Thirty-one years ago when I was 26 years old with two young toddlers and an infant, freshly divorced and removed from my ex-husband’s job-related health care insurance, my doctor told me that a PAP smear indicated pre-cancer cells. He offered me a deal: Pay $500, and he’d treat the offending cells. All I had to do was scare up the cash —a small fortune for a newly-minted single parent. When I mentioned this to my brother, a physician, he was incredulous. Who would pay the hospital costs? The cost of medicines? Or the other fees he listed that I had no idea about?

Although I never returned to that doctor with $500 cash in hand, I did get the needed treatment, thanks to my brother’s colleague and professional courtesy. I’m lucky and grateful, considering the alternative.

The lack of health insurance can mean the difference between life and death — a lesson then hammered home for me, despite remaining uninsured for several years until landing a job offering health benefits. It’s a lesson more are beginning to appreciate now that the Affordable Care Act (ACA) — popularly known as Obamacare — is in jeopardy.

Public outcry against the planned repeal of ACA, coupled with the political ramifications of doing so without a replacement, has led Republicans to shift their vocabulary regarding Obamacare, but their actions are clear. They’re now using "repair" and "rebuild" as synonyms for "repeal," saying there’s been a misinterpretation or miscommunication of what they mean. We know better, considering they unsuccessfully voted more than 60 times to repeal the ACA, strictly for political reasons.

And last month, House Republicans passed a measure starting the process of dismantling the ACA, and on the heels of that, President Donald Trump wasted no time issuing an executive order to abolish it, delivering a death sentence to millions of Americans, especially those with pre-existing conditions. The Congressional Budget Office reports that in the first year of a repeal, more than 18 million Americans will lack health insurance, and a repeal adds trillions to the deficit. Since its inception, more than 20 million Americans have gained health care coverage, bringing the nation’s uninsured rate to the lowest levels in history and the rise of health care costs to their slowest rates in the last 50 years.
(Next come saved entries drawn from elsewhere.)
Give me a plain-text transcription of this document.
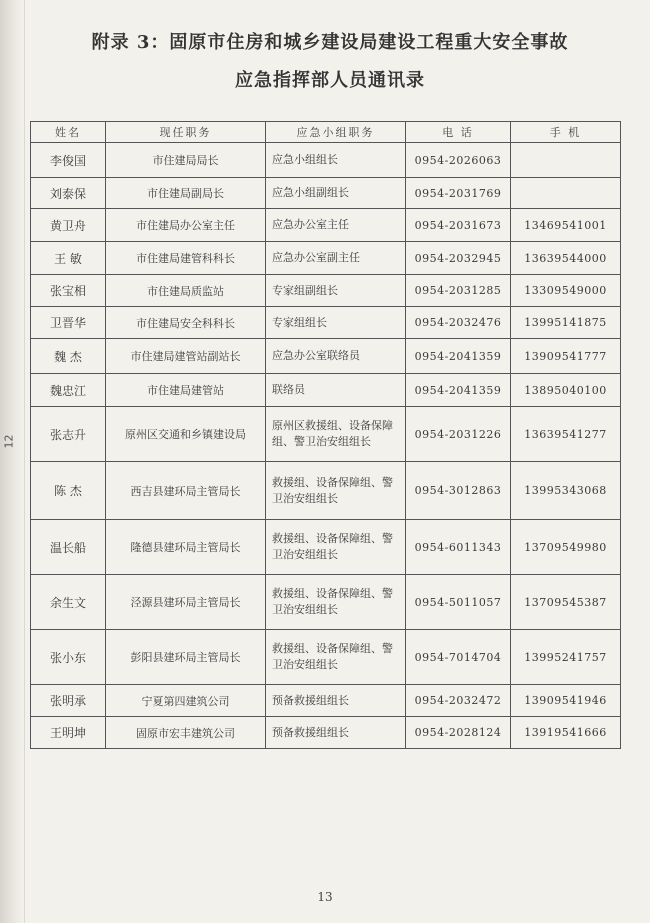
12
附录 3：固原市住房和城乡建设局建设工程重大安全事故
应急指挥部人员通讯录
姓名	现任职务	应急小组职务	电 话	手 机
李俊国	市住建局局长	应急小组组长	0954-2026063	
刘泰保	市住建局副局长	应急小组副组长	0954-2031769	
黄卫舟	市住建局办公室主任	应急办公室主任	0954-2031673	13469541001
王 敏	市住建局建管科科长	应急办公室副主任	0954-2032945	13639544000
张宝相	市住建局质监站	专家组副组长	0954-2031285	13309549000
卫晋华	市住建局安全科科长	专家组组长	0954-2032476	13995141875
魏 杰	市住建局建管站副站长	应急办公室联络员	0954-2041359	13909541777
魏忠江	市住建局建管站	联络员	0954-2041359	13895040100
张志升	原州区交通和乡镇建设局	原州区救援组、设备保障组、警卫治安组组长	0954-2031226	13639541277
陈 杰	西吉县建环局主管局长	救援组、设备保障组、警卫治安组组长	0954-3012863	13995343068
温长船	隆德县建环局主管局长	救援组、设备保障组、警卫治安组组长	0954-6011343	13709549980
余生文	泾源县建环局主管局长	救援组、设备保障组、警卫治安组组长	0954-5011057	13709545387
张小东	彭阳县建环局主管局长	救援组、设备保障组、警卫治安组组长	0954-7014704	13995241757
张明承	宁夏第四建筑公司	预备救援组组长	0954-2032472	13909541946
王明坤	固原市宏丰建筑公司	预备救援组组长	0954-2028124	13919541666
13
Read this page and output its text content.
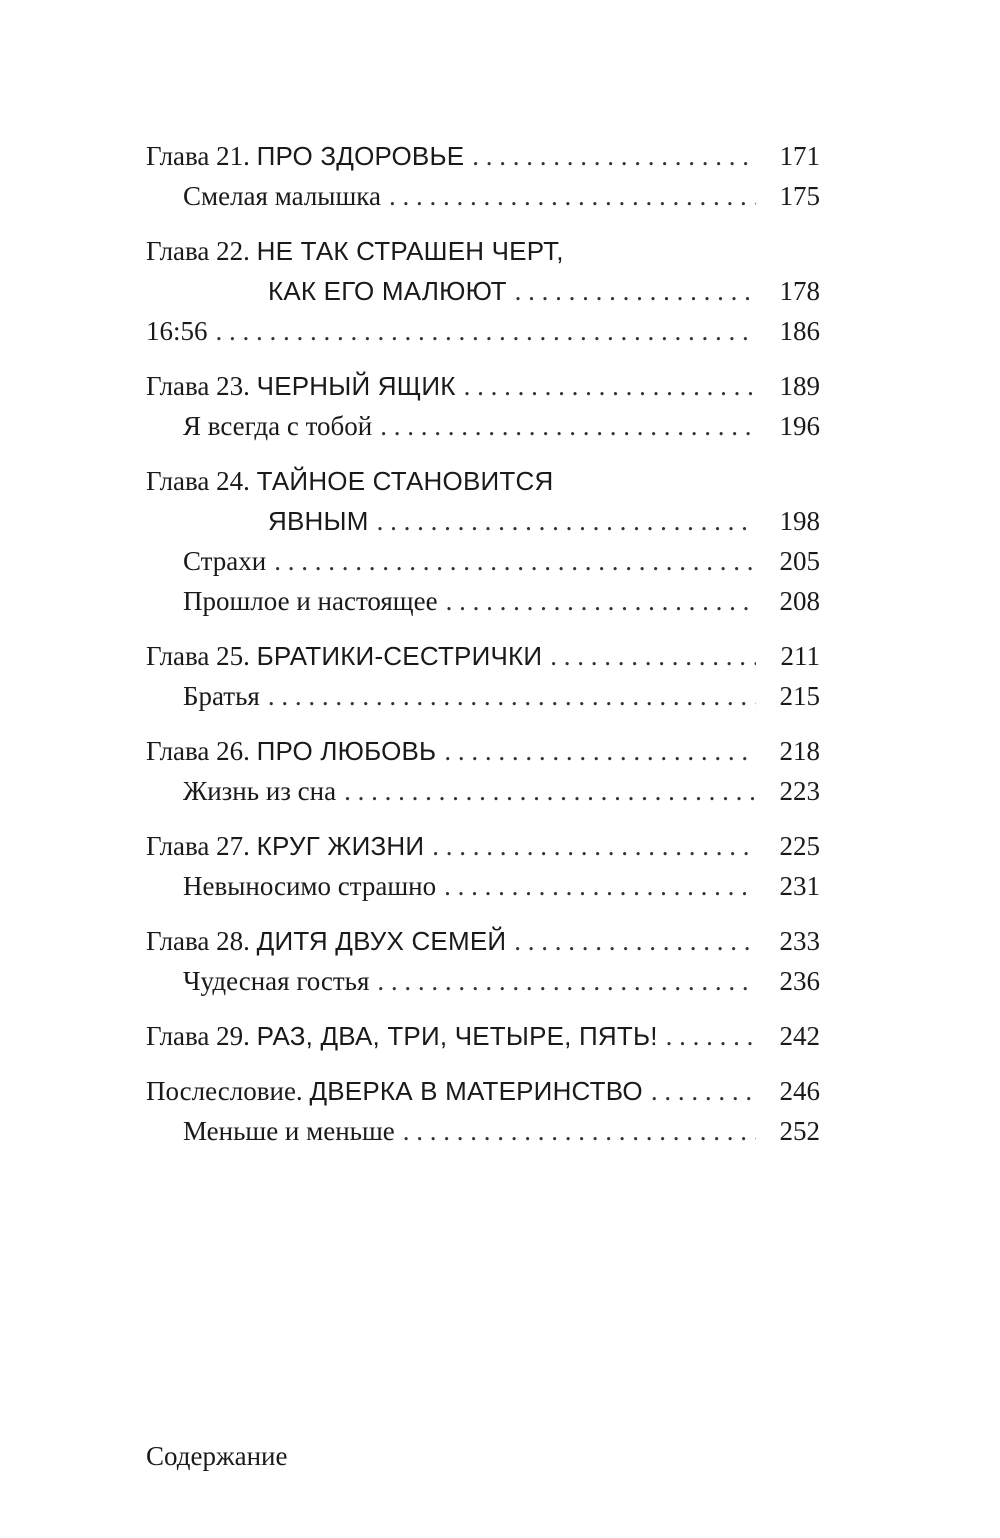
Глава 21. ПРО ЗДОРОВЬЕ . . .	171
Смелая малышка . . .	175
Глава 22. НЕ ТАК СТРАШЕН ЧЕРТ,
КАК ЕГО МАЛЮЮТ . . .	178
16:56 . . .	186
Глава 23. ЧЕРНЫЙ ЯЩИК . . .	189
Я всегда с тобой . . .	196
Глава 24. ТАЙНОЕ СТАНОВИТСЯ
ЯВНЫМ . . .	198
Страхи . . .	205
Прошлое и настоящее . . .	208
Глава 25. БРАТИКИ-СЕСТРИЧКИ . . .	211
Братья . . .	215
Глава 26. ПРО ЛЮБОВЬ . . .	218
Жизнь из сна . . .	223
Глава 27. КРУГ ЖИЗНИ . . .	225
Невыносимо страшно . . .	231
Глава 28. ДИТЯ ДВУХ СЕМЕЙ . . .	233
Чудесная гостья . . .	236
Глава 29. РАЗ, ДВА, ТРИ, ЧЕТЫРЕ, ПЯТЬ! . . .	242
Послесловие. ДВЕРКА В МАТЕРИНСТВО . . .	246
Меньше и меньше . . .	252
Содержание
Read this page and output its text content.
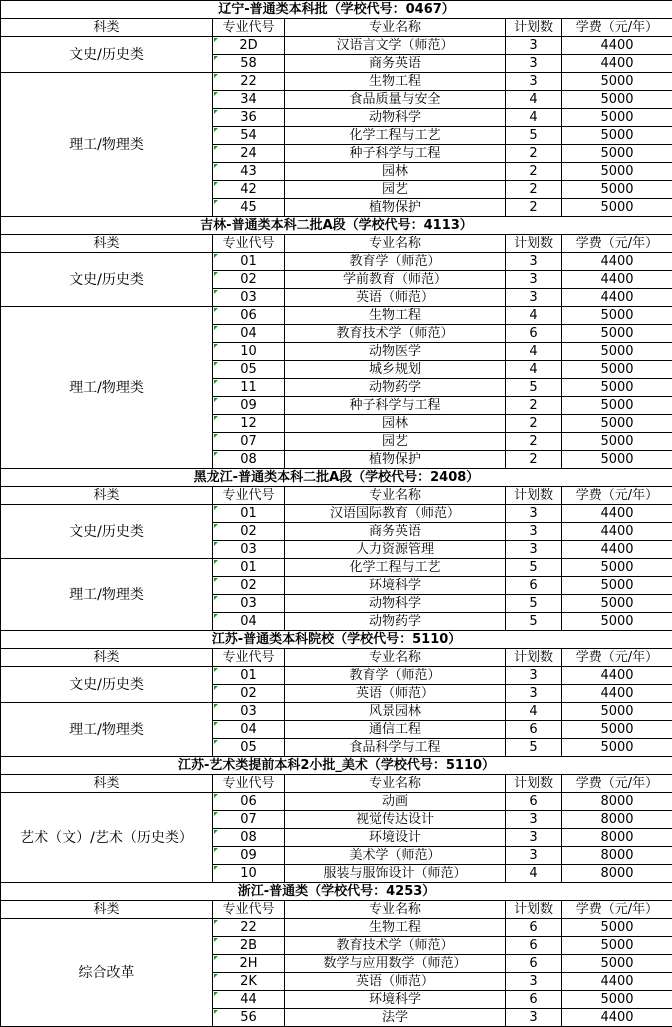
辽宁-普通类本科批（学校代号：0467）				
科类	专业代号	专业名称	计划数	学费（元/年）
文史/历史类	2D	汉语言文学（师范）	3	4400
	58	商务英语	3	4400
理工/物理类	22	生物工程	3	5000
	34	食品质量与安全	4	5000
	36	动物科学	4	5000
	54	化学工程与工艺	5	5000
	24	种子科学与工程	2	5000
	43	园林	2	5000
	42	园艺	2	5000
	45	植物保护	2	5000
吉林-普通类本科二批A段（学校代号：4113）				
科类	专业代号	专业名称	计划数	学费（元/年）
文史/历史类	01	教育学（师范）	3	4400
	02	学前教育（师范）	3	4400
	03	英语（师范）	3	4400
理工/物理类	06	生物工程	4	5000
	04	教育技术学（师范）	6	5000
	10	动物医学	4	5000
	05	城乡规划	4	5000
	11	动物药学	5	5000
	09	种子科学与工程	2	5000
	12	园林	2	5000
	07	园艺	2	5000
	08	植物保护	2	5000
黑龙江-普通类本科二批A段（学校代号：2408）				
科类	专业代号	专业名称	计划数	学费（元/年）
文史/历史类	01	汉语国际教育（师范）	3	4400
	02	商务英语	3	4400
	03	人力资源管理	3	4400
理工/物理类	01	化学工程与工艺	5	5000
	02	环境科学	6	5000
	03	动物科学	5	5000
	04	动物药学	5	5000
江苏-普通类本科院校（学校代号：5110）				
科类	专业代号	专业名称	计划数	学费（元/年）
文史/历史类	01	教育学（师范）	3	4400
	02	英语（师范）	3	4400
理工/物理类	03	风景园林	4	5000
	04	通信工程	6	5000
	05	食品科学与工程	5	5000
江苏-艺术类提前本科2小批_美术（学校代号：5110）				
科类	专业代号	专业名称	计划数	学费（元/年）
艺术（文）/艺术（历史类）	06	动画	6	8000
	07	视觉传达设计	3	8000
	08	环境设计	3	8000
	09	美术学（师范）	3	8000
	10	服装与服饰设计（师范）	4	8000
浙江-普通类（学校代号：4253）				
科类	专业代号	专业名称	计划数	学费（元/年）
综合改革	22	生物工程	6	5000
	2B	教育技术学（师范）	6	5000
	2H	数学与应用数学（师范）	6	5000
	2K	英语（师范）	3	4400
	44	环境科学	6	5000
	56	法学	3	4400
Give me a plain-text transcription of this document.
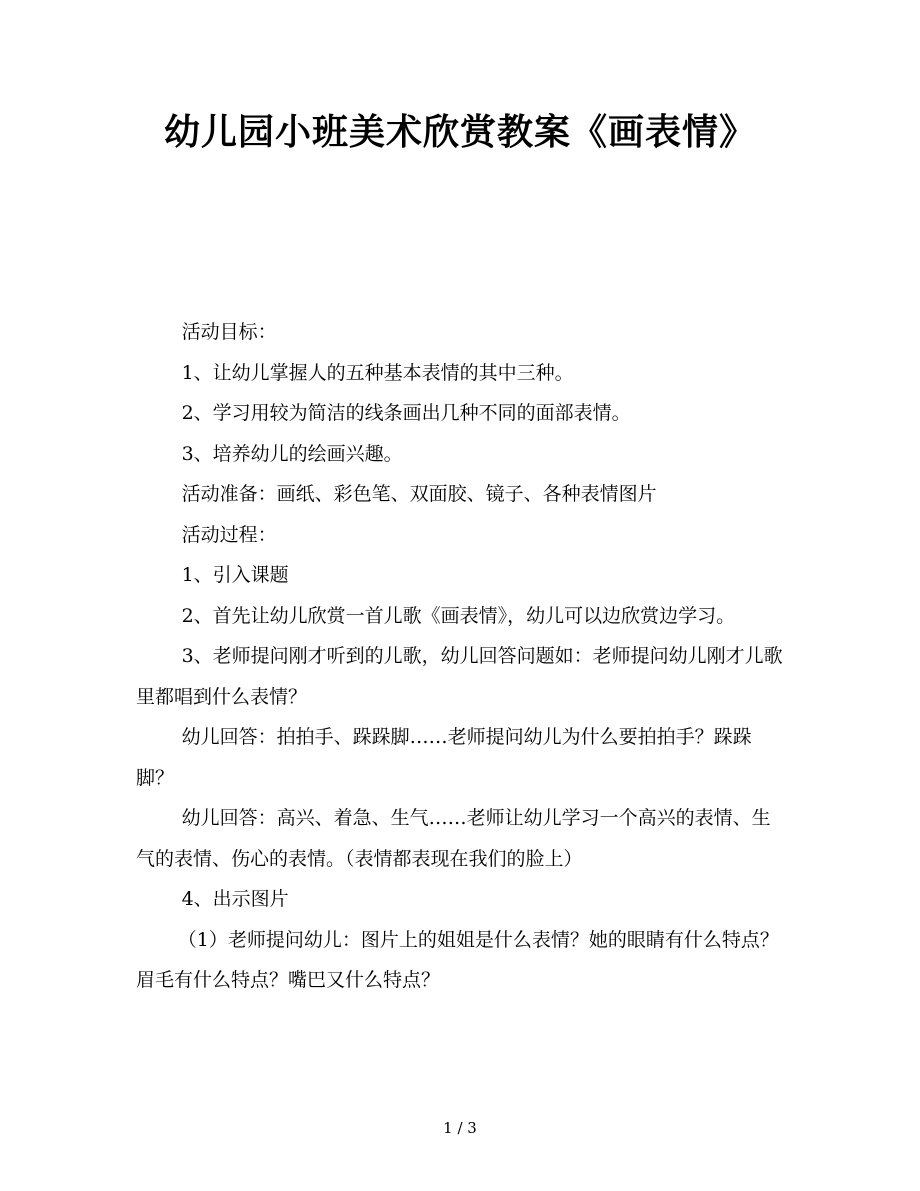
幼儿园小班美术欣赏教案《画表情》

活动目标：

1、让幼儿掌握人的五种基本表情的其中三种。

2、学习用较为简洁的线条画出几种不同的面部表情。

3、培养幼儿的绘画兴趣。

活动准备：画纸、彩色笔、双面胶、镜子、各种表情图片

活动过程：

1、引入课题

2、首先让幼儿欣赏一首儿歌《画表情》，幼儿可以边欣赏边学习。

3、老师提问刚才听到的儿歌，幼儿回答问题如：老师提问幼儿刚才儿歌里都唱到什么表情？

幼儿回答：拍拍手、跺跺脚……老师提问幼儿为什么要拍拍手？跺跺脚？

幼儿回答：高兴、着急、生气……老师让幼儿学习一个高兴的表情、生气的表情、伤心的表情。（表情都表现在我们的脸上）

4、出示图片

（1）老师提问幼儿：图片上的姐姐是什么表情？她的眼睛有什么特点？眉毛有什么特点？嘴巴又什么特点？

1 / 3
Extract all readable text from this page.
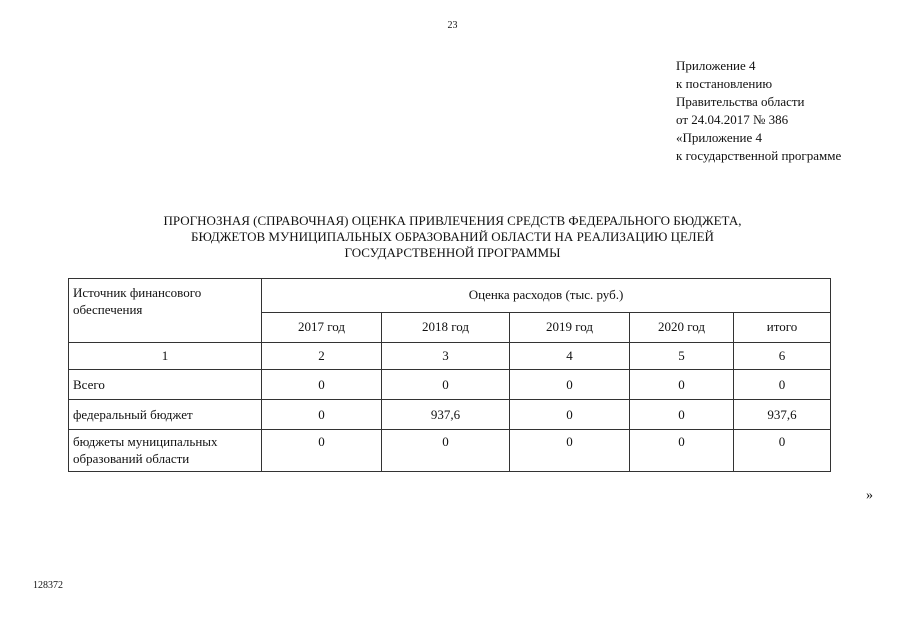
23
Приложение 4
к постановлению
Правительства области
от 24.04.2017 № 386
«Приложение 4
к государственной программе
ПРОГНОЗНАЯ (СПРАВОЧНАЯ) ОЦЕНКА ПРИВЛЕЧЕНИЯ СРЕДСТВ ФЕДЕРАЛЬНОГО БЮДЖЕТА,
БЮДЖЕТОВ МУНИЦИПАЛЬНЫХ ОБРАЗОВАНИЙ ОБЛАСТИ НА РЕАЛИЗАЦИЮ ЦЕЛЕЙ
ГОСУДАРСТВЕННОЙ ПРОГРАММЫ
Источник финансового обеспечения	Оценка расходов (тыс. руб.)				
	2017 год	2018 год	2019 год	2020 год	итого
1	2	3	4	5	6
Всего	0	0	0	0	0
федеральный бюджет	0	937,6	0	0	937,6
бюджеты муниципальных образований области	0	0	0	0	0
»
128372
The American Medical Association and the American Hospital Association forewarn that a repeal will throw our entire health care system in turmoil. In short, more than 20 million lives are on the line, and repealing the ACA clearly puts partisan politics before the well-being and economic security of Americans. It’s a callous, irresponsible move that ignores the greater good for the benefit of a few.

Many Americans relying on the ACA now fear the future. A couple I spoke with in St. Louis, Mo., considered themselves lucky with 30-years of employer-provided health insurance before the unexpected happened. Diagnosed with a rare cancer four years ago, the husband underwent four surgeries and several chemo rounds. Then his illness forced him to go on long-term disability, changing his job status and his insurance, but protection provided by the ACA meant he couldn’t be denied insurance.

Last year, the Jenkins in Baltimore worried about paying for treatment for their 22-year-old son, diagnosed with testicular cancer. They enrolled in the ACA, and one month later, treatment started and all bills were covered. Now, they’re concerned that a repeal will force them to sell their home if the cancer returns.

They are not alone. Thousands of people who have benefited from the ACA have shared their stories online at acaworks.org, making it clear all they have to lose. Parents with disabled children; frail elderly people; those with chronic conditions like asthma, diabetes, HIV/AIDS; pregnant women; cancer patients and countless others will suffer and even die if there’s a repeal. Citizens of the wealthiest nation on earth, they fear uncertainty and economic devastation.

But it doesn’t have to be this way. The ACA isn’t perfect, but it can be improved. Despite semantics, Republicans and Mr. Trump prefer to repeal it without a replacement. Repealing the ACA is a choice. Congress could choose to work in a bipartisan effort to truly reform and improve the ACA. Instead, Republicans choose to serve corporate donors, choose to pursue partisan politics in a quest for power, choose to ignore the citizens who voted for them, choose to turn a blind eye on the greater good, and choose to visit this health care nightmare on all of us. They forget they work for We-the-People, and now is the time to remind them.

Rosalia Scalia (www.rosaliascalia.com ) is a writer in Baltimore.